Matrix algebra gives us a systematic way to understand how changes in inputs affect outputs. It makes capturing the dynamics of complex systems more manageable. Keep practicing breaking down matrices and you'll better navigate through linear transformations.
Linear Algebra
Linear algebra provides the foundational language to analyze vectors, matrices, and their transformations. It's like learning the grammar of a mathematical language used to describe and solve systems.
**Core Concepts in Linear Algebra:**
- **Vectors and Spaces**: Vectors are objects that have both direction and magnitude. They are the building blocks of linear algebra, given that they represent points in space.
- **Linearity**: Describes systems that satisfy properties of superposition and homogeneity, meaning solutions can be represented as linear combinations of vectors.

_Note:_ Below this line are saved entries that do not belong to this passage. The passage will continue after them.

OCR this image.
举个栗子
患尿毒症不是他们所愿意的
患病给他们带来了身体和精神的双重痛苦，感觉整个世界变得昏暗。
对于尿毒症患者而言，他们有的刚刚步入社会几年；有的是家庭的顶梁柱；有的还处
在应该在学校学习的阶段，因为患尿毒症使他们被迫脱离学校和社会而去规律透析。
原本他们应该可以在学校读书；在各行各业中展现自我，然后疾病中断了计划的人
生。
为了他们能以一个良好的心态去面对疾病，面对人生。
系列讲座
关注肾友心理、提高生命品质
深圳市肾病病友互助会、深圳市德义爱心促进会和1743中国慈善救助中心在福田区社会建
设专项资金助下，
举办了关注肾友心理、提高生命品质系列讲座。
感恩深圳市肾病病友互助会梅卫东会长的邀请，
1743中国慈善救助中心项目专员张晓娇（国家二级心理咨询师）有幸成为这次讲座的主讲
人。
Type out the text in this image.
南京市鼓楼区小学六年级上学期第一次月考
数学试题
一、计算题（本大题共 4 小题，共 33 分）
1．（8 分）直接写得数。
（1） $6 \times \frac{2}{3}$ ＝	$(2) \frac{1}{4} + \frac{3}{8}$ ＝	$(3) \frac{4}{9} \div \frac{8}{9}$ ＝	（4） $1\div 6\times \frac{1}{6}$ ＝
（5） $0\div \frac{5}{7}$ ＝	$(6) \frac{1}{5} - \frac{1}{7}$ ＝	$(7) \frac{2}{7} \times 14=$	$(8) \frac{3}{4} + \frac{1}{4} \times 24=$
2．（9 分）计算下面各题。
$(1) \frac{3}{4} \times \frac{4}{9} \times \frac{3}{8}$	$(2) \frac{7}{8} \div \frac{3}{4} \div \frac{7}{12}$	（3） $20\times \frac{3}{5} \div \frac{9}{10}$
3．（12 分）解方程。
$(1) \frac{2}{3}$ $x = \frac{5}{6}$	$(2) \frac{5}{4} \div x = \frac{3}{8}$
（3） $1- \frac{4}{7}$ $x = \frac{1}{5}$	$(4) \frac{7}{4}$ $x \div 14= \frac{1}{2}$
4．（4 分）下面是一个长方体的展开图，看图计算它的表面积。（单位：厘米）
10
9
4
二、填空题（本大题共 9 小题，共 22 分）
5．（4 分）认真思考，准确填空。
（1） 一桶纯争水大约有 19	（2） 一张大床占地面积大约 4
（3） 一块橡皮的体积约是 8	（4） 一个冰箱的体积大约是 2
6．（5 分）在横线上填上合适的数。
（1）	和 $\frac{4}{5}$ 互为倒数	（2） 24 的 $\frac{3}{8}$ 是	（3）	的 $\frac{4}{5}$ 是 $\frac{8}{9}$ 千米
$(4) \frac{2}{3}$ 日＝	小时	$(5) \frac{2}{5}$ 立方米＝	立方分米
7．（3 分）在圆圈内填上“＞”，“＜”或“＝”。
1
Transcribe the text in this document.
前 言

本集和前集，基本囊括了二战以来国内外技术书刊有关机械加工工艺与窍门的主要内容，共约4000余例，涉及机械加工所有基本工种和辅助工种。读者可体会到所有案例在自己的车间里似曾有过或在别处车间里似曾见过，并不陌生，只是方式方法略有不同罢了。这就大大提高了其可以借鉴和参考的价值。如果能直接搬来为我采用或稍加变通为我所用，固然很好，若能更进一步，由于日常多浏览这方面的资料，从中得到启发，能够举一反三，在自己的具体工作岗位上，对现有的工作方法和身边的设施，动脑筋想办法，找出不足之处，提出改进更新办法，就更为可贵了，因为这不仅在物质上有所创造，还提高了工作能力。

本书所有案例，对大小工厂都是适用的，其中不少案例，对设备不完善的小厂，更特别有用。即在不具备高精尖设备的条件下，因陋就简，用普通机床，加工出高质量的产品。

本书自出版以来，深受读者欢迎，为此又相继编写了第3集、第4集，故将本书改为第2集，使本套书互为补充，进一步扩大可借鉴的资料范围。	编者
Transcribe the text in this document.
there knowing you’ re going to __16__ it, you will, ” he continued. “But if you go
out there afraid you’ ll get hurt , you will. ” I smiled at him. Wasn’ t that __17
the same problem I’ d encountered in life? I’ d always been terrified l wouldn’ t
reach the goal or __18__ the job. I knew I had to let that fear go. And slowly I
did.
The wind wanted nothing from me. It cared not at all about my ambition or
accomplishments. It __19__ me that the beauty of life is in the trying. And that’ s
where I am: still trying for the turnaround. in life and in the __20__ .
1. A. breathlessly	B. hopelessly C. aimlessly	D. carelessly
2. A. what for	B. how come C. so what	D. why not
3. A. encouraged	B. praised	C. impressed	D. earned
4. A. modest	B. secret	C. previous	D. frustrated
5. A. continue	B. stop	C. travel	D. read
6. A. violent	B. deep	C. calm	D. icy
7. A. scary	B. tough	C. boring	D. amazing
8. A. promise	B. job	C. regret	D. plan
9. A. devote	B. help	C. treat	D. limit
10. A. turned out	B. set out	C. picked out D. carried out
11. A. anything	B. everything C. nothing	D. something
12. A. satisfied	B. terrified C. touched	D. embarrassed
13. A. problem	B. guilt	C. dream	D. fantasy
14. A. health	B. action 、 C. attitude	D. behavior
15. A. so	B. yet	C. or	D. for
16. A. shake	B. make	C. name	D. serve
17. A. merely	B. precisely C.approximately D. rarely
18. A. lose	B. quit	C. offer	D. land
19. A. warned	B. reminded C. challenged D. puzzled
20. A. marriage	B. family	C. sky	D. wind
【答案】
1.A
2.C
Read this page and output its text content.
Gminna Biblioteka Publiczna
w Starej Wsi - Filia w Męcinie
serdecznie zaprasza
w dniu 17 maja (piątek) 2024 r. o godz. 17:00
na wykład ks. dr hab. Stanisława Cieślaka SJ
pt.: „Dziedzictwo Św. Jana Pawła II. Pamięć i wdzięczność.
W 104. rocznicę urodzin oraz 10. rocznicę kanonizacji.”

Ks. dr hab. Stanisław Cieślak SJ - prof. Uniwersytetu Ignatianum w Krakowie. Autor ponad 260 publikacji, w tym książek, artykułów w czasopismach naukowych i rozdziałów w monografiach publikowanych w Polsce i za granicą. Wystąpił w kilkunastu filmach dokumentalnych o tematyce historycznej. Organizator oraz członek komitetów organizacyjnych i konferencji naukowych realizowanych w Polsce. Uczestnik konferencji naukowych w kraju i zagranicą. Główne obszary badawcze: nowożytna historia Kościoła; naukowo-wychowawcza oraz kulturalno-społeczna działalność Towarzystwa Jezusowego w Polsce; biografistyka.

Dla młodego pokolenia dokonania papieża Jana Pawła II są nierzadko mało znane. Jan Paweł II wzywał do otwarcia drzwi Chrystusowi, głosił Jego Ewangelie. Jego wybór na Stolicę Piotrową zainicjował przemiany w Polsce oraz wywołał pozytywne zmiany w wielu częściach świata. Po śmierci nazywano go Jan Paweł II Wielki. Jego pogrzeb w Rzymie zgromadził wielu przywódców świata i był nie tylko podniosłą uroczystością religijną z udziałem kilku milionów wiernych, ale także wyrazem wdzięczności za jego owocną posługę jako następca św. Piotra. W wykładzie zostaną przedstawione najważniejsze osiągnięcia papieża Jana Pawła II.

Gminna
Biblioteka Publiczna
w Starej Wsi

- **Linear Combinations**: These allow expressing any vector in terms of other vectors, which is crucial for understanding solutions to linear systems.
These concepts come together in the differential equations as seen in the solution \( \mathbf{X} = c_1 \mathbf{K} e^{4t} + c_2 (\mathbf{K} te^{4t} + \mathbf{P} e^{4t}) + c_3 (\mathbf{K} \frac{t^2}{2} e^{4t} + \mathbf{P} te^{4t} + \mathbf{Q} e^{4t}) \). Understanding how to manipulate these with linear algebraic methods is the key to deeply understanding the solution provided.